NV Ramana: Supreme Court of India Chief Justice NV Ramana, is not just a Telugu man but lover of Telugu language. He has always given time for the language and never minced words to talk about the greatness of the language and how people could benefit with the proper usage of the language. He has always got high regards for veteran Telugu poets and scholars and quotes them on several occasions. But for a change the CJI was pained by the way Telugu was being treated by film industry!
Ramana is said to be feeling sad over the thinning off the importance of his mother tongue Telugu. He also made some interesting pieces of advice to Telugu filmmakers, writers, actors and singers, and suggested them that they shouldn’t look down upon the local language. The CJI wants them to learn and speak it in an appropriate way and pass it on to the upcoming generations with proper pronunciation and diction through the movies, dialogues and songs.
Indeed something that is totally lacking on Telugu film industry. Unfortunately the industry is dependent on imports and these are just artists without lip. So it is difficult to expect actors to learn Telugu, but definitely the writers, filmmakers and lyricists should respect the language and deliver their work that would be looked upon by people.

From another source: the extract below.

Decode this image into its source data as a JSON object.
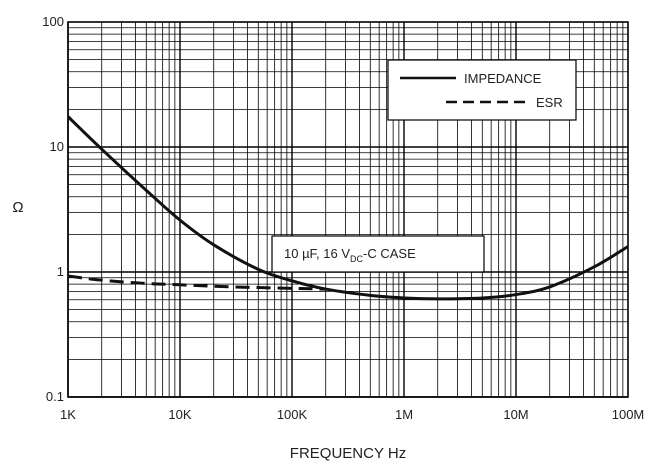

He reportedly regrets that our filmmakers and actors are not giving importance to our language, tradition and culture these days despite it being their duty, being in such a powerful audio visual industry. Ramana adds that one should not forget their roots and quotes an example from veteran actors NTR and ANR that they too lacked lots of skills in their initial days, but overcame it by paying some special attention. Therefore the CJI suggests having some training sessions for the people who are bad at the language so that it can help and survive our culture.
“Our youngsters are in the negative view that learning a couple of International languages can get them bigger jobs and can make a great career, whereas it is not the case with the local language,” which CJI Ramana said “is an complete myth.”